Aloha! :)
Wczoraj dotarła do mnie paczka od firmy
Mixit - zajmuje się ona produkcją musli, ciasteczek i komponowaniem różnych mieszanek bakalii. Pani Karolina, która kontaktowała się ze mną w sprawie współpracy, była bardzo miła i cierpliwie odpowiadała na wszystkie moje pytania. Na początku nie byłam przekonana do skomponowania tam mojego musli, ale potem zmieniłam zdanie. Dlaczego właśnie ta firma?
- powstała z inicjatywy młodych ludzi, którzy chcieli spróbować czegoś nowego i otworzyli własny biznes ( marzenia się spełniają!) :)
- strona internetowa jest bardzo przejrzysta, estetyczna, łatwa w obsłudze; wszystko jest tam posegregowane i na swoim miejscu,
- posiada w asortymencie szeroki wachlarz produktów: od 'super jedzenia' takiego jak nasiona chia, jagody goji po najzwyklejsze płatki kukurydziane;
- jest przyjazna dla alergików i osób chorujących na celiakię,
- oprócz musli możemy skomponować także ciasteczka, kasze, mieszanki orzechów, suszonych owoców,
- musli jest pakowane w estetyczne i ładne tuby,
- możemy zobaczyć wartość odżywczą skomponowanego już musli,
- najważniejsza rzecz: sami wybieramy do naszej mieszanki to, co chcemy - tworzymy niepowtarzalne, NASZE musli,
- oprócz tego, że sami wybieramy składniki (wiemy, co jemy), widzimy także, z czego składają się te produkty i skąd pochodzą.

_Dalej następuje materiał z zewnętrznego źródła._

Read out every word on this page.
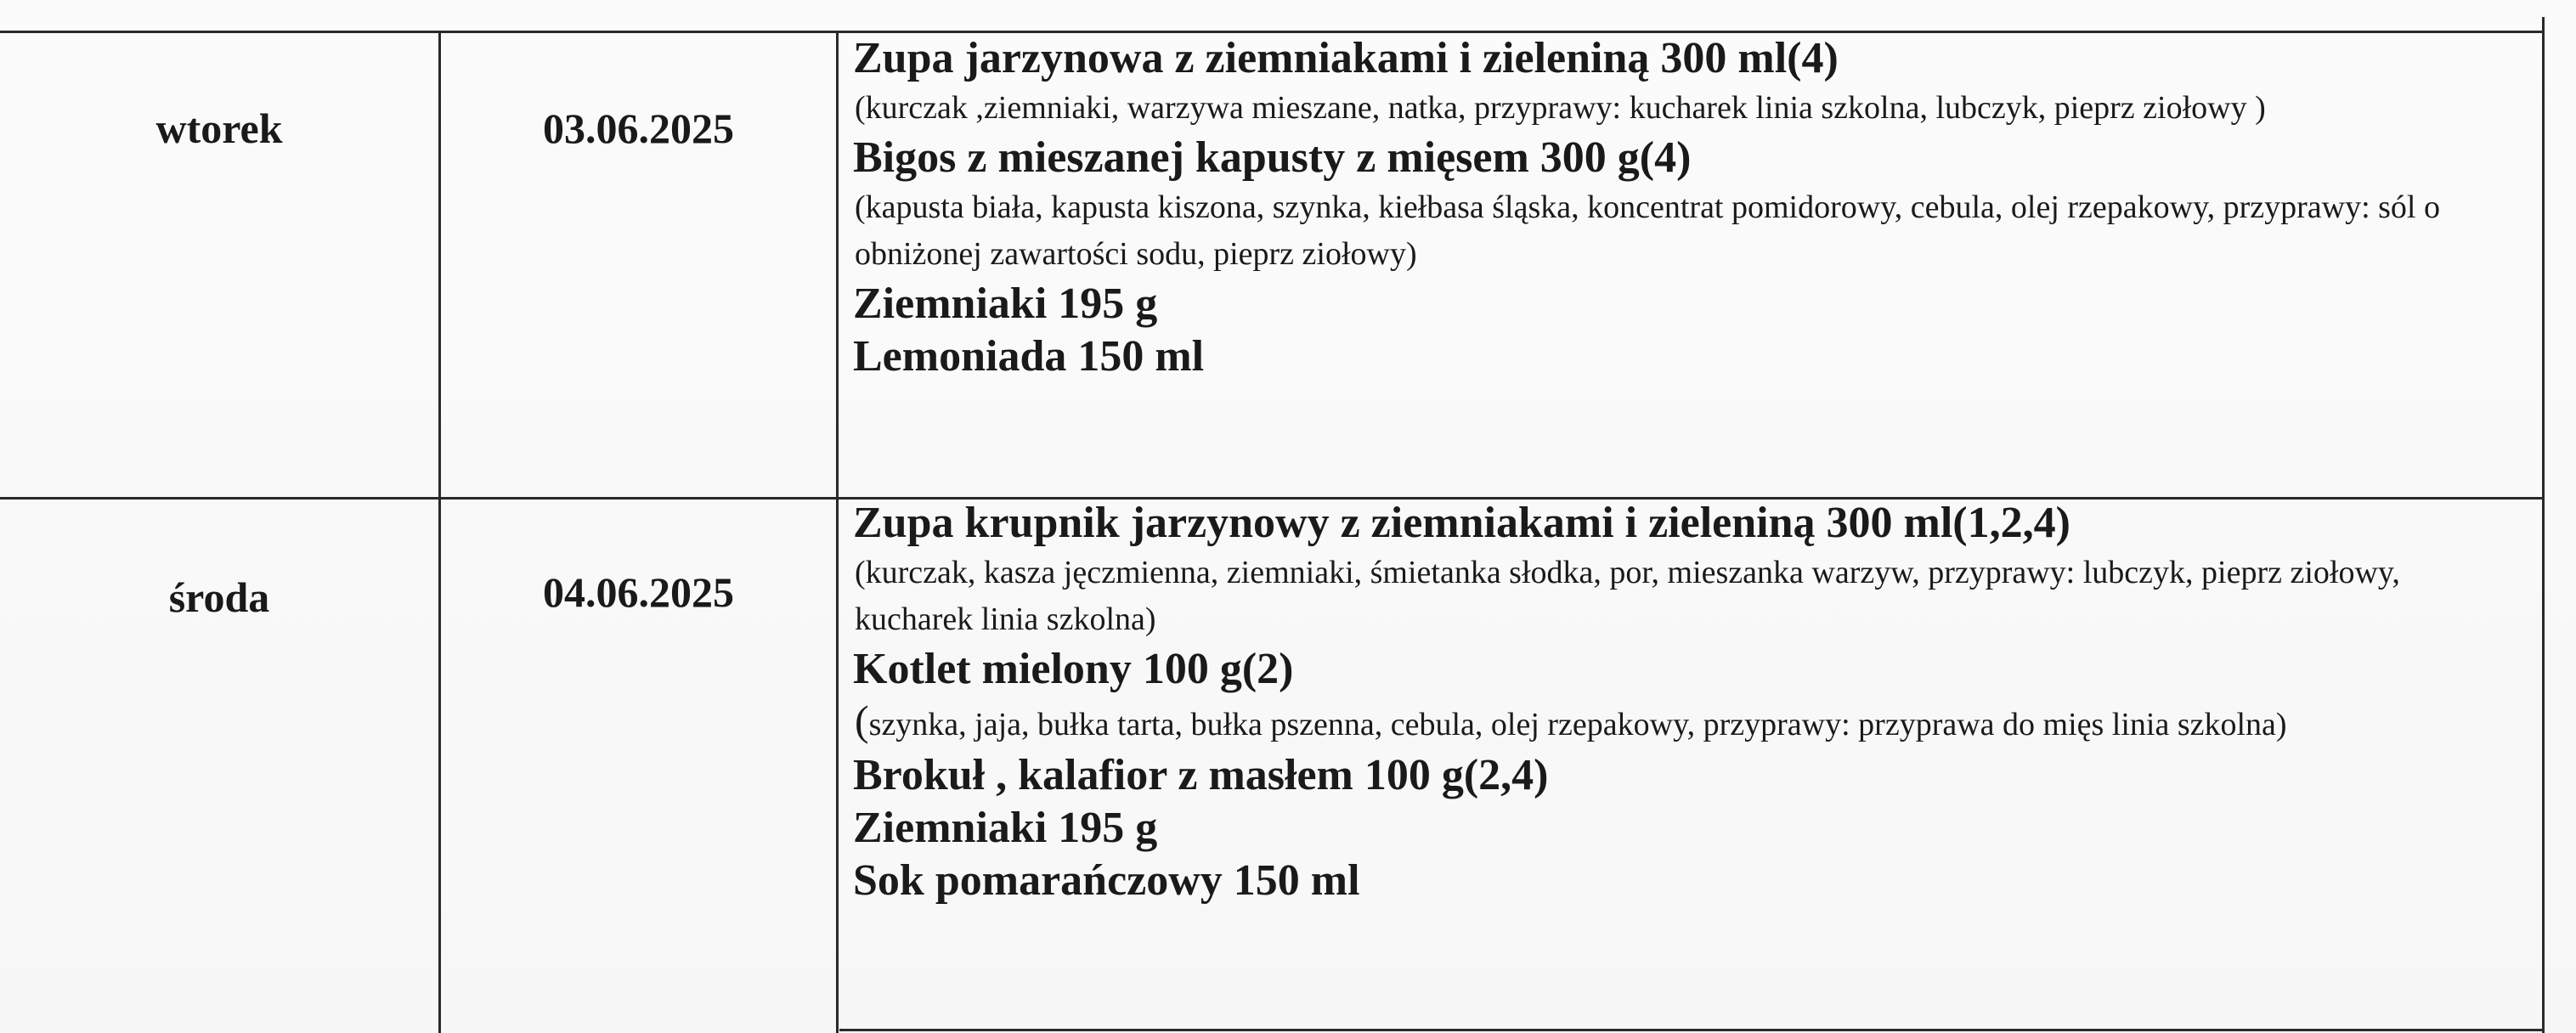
wtorek	03.06.2025

Zupa jarzynowa z ziemniakami i zieleniną 300 ml(4)

(kurczak ,ziemniaki, warzywa mieszane, natka, przyprawy: kucharek linia szkolna, lubczyk, pieprz ziołowy )

Bigos z mieszanej kapusty z mięsem 300 g(4)

(kapusta biała, kapusta kiszona, szynka, kiełbasa śląska, koncentrat pomidorowy, cebula, olej rzepakowy, przyprawy: sól o obniżonej zawartości sodu, pieprz ziołowy)

Ziemniaki 195 g

Lemoniada 150 ml

środa	04.06.2025

Zupa krupnik jarzynowy z ziemniakami i zieleniną 300 ml(1,2,4)

(kurczak, kasza jęczmienna, ziemniaki, śmietanka słodka, por, mieszanka warzyw, przyprawy: lubczyk, pieprz ziołowy, kucharek linia szkolna)

Kotlet mielony 100 g(2)

(szynka, jaja, bułka tarta, bułka pszenna, cebula, olej rzepakowy, przyprawy: przyprawa do mięs linia szkolna)

Brokuł , kalafior z masłem 100 g(2,4)

Ziemniaki 195 g

Sok pomarańczowy 150 ml
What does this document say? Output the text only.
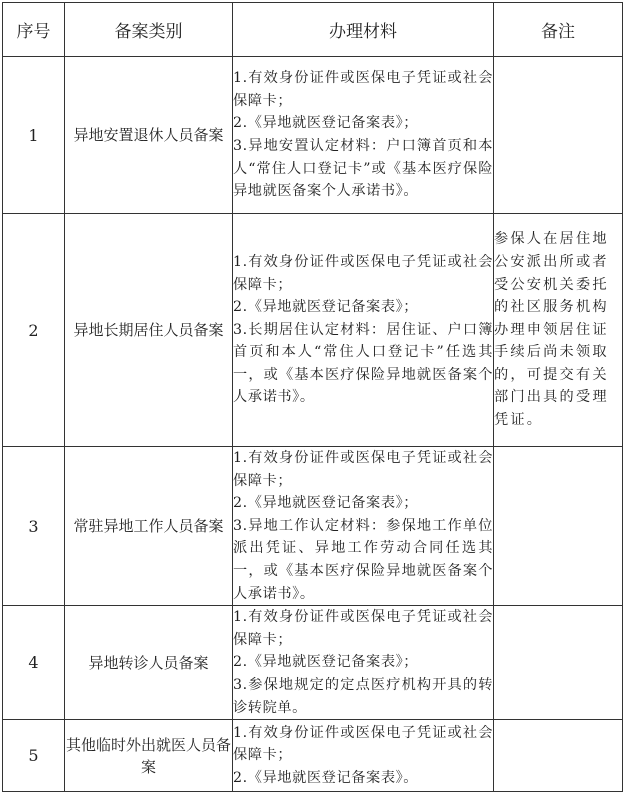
序号	备案类别	办理材料	备注
1	异地安置退休人员备案	1.有效身份证件或医保电子凭证或社会保障卡；
2.《异地就医登记备案表》；
3.异地安置认定材料：户口簿首页和本人“常住人口登记卡”或《基本医疗保险异地就医备案个人承诺书》。	

2	异地长期居住人员备案	1.有效身份证件或医保电子凭证或社会保障卡；
2.《异地就医登记备案表》；
3.长期居住认定材料：居住证、户口簿首页和本人“常住人口登记卡”任选其一，或《基本医疗保险异地就医备案个人承诺书》。	参保人在居住地公安派出所或者受公安机关委托的社区服务机构办理申领居住证手续后尚未领取的，可提交有关部门出具的受理凭证。
3	常驻异地工作人员备案	1.有效身份证件或医保电子凭证或社会保障卡；
2.《异地就医登记备案表》；
3.异地工作认定材料：参保地工作单位派出凭证、异地工作劳动合同任选其一，或《基本医疗保险异地就医备案个人承诺书》。	

4	异地转诊人员备案	1.有效身份证件或医保电子凭证或社会保障卡；
2.《异地就医登记备案表》；
3.参保地规定的定点医疗机构开具的转诊转院单。	

5	其他临时外出就医人员备案	1.有效身份证件或医保电子凭证或社会保障卡；
2.《异地就医登记备案表》。	
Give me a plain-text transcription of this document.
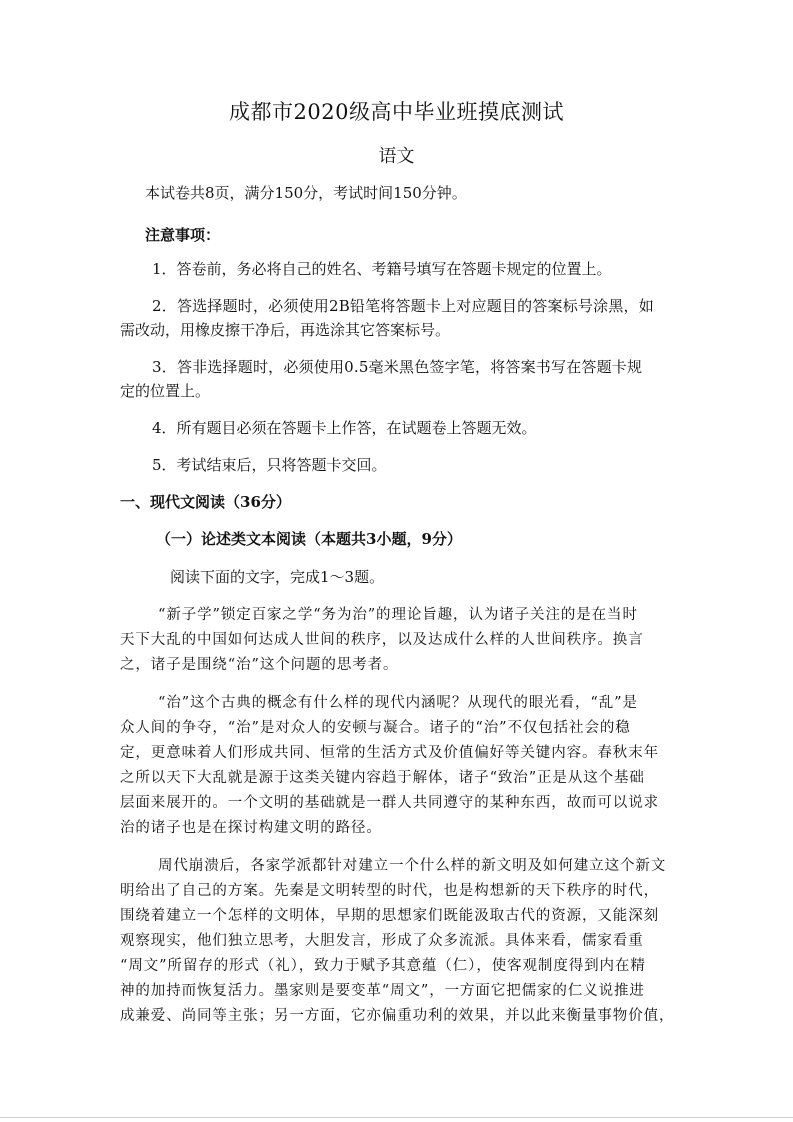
成都市2020级高中毕业班摸底测试
语文
本试卷共8页，满分150分，考试时间150分钟。
注意事项：
1．答卷前，务必将自己的姓名、考籍号填写在答题卡规定的位置上。
2．答选择题时，必须使用2B铅笔将答题卡上对应题目的答案标号涂黑，如
需改动，用橡皮擦干净后，再选涂其它答案标号。
3．答非选择题时，必须使用0.5毫米黑色签字笔，将答案书写在答题卡规
定的位置上。
4．所有题目必须在答题卡上作答，在试题卷上答题无效。
5．考试结束后，只将答题卡交回。
一、现代文阅读（36分）
（一）论述类文本阅读（本题共3小题，9分）
阅读下面的文字，完成1～3题。
“新子学”锁定百家之学“务为治”的理论旨趣，认为诸子关注的是在当时
天下大乱的中国如何达成人世间的秩序，以及达成什么样的人世间秩序。换言
之，诸子是围绕“治”这个问题的思考者。
“治”这个古典的概念有什么样的现代内涵呢？从现代的眼光看，“乱”是
众人间的争夺，“治”是对众人的安顿与凝合。诸子的“治”不仅包括社会的稳
定，更意味着人们形成共同、恒常的生活方式及价值偏好等关键内容。春秋末年
之所以天下大乱就是源于这类关键内容趋于解体，诸子“致治”正是从这个基础
层面来展开的。一个文明的基础就是一群人共同遵守的某种东西，故而可以说求
治的诸子也是在探讨构建文明的路径。
周代崩溃后，各家学派都针对建立一个什么样的新文明及如何建立这个新文
明给出了自己的方案。先秦是文明转型的时代，也是构想新的天下秩序的时代，
围绕着建立一个怎样的文明体，早期的思想家们既能汲取古代的资源，又能深刻
观察现实，他们独立思考，大胆发言，形成了众多流派。具体来看，儒家看重
“周文”所留存的形式（礼），致力于赋予其意蕴（仁），使客观制度得到内在精
神的加持而恢复活力。墨家则是要变革“周文”，一方面它把儒家的仁义说推进
成兼爱、尚同等主张；另一方面，它亦偏重功利的效果，并以此来衡量事物价值，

Myślę, że te argumenty przemawiają znacząco na korzyść
Mixit. Jednak, wracając do mojej paczki - w środku znalazłam śliczną tubę pełną smakołyków. Otworzyłam ją i... zakochałam się w jej zawartości. Od razu po zdjęciu wieczka do moich nozdrzy uderzył słodki, wspaniały, waniliowy zapach i wprost się rozpłynęłam. Jednak musli jak to musli - do wąchania nie służy, więc przejdźmy do oceny smaku - a gwarantuję, że smakuje lepiej niż pachnie!
|
Kaczuszki wiedzą, co dobre :) |
Nazwałam swoją mieszankę "Tropikalny Raj" i nie pomyliłam się. Naprawdę smakuje nieziemsko :D
W skład mojego musli wchodzą:
- płatki owsiane,
- chipsy owsiane,
- chipsy gryczane,
- jagody goji,
- mielona wanilia,
- ziarno kakaowca,
- chipsy kokosowe,
- daktyle,
- mango,
- orzechy macadamia,
- amarantus ekspandowany.
W tubie możemy znaleźć bardzo dużo bakalii, co mnie zdziwiło, bo zazwyczaj z sklepowych mieszankach ze świecą w ręku można szukać orzechów - a tutaj? A tutaj ich nie brakuje, w dodatku są w bardzo dużych kawałkach, a czasami nawet w całości. Ogólnie musli jest bardzo dobre - skradło nie tylko moje serce, ale także moich najbliższych. Uważają, że to najlepsze płatki, jakie jedli i muszę się z nimi zgodzić. Z musli od
Mixit może konkurować tylko domowa granola, ale to już zupełnie inna rzecz.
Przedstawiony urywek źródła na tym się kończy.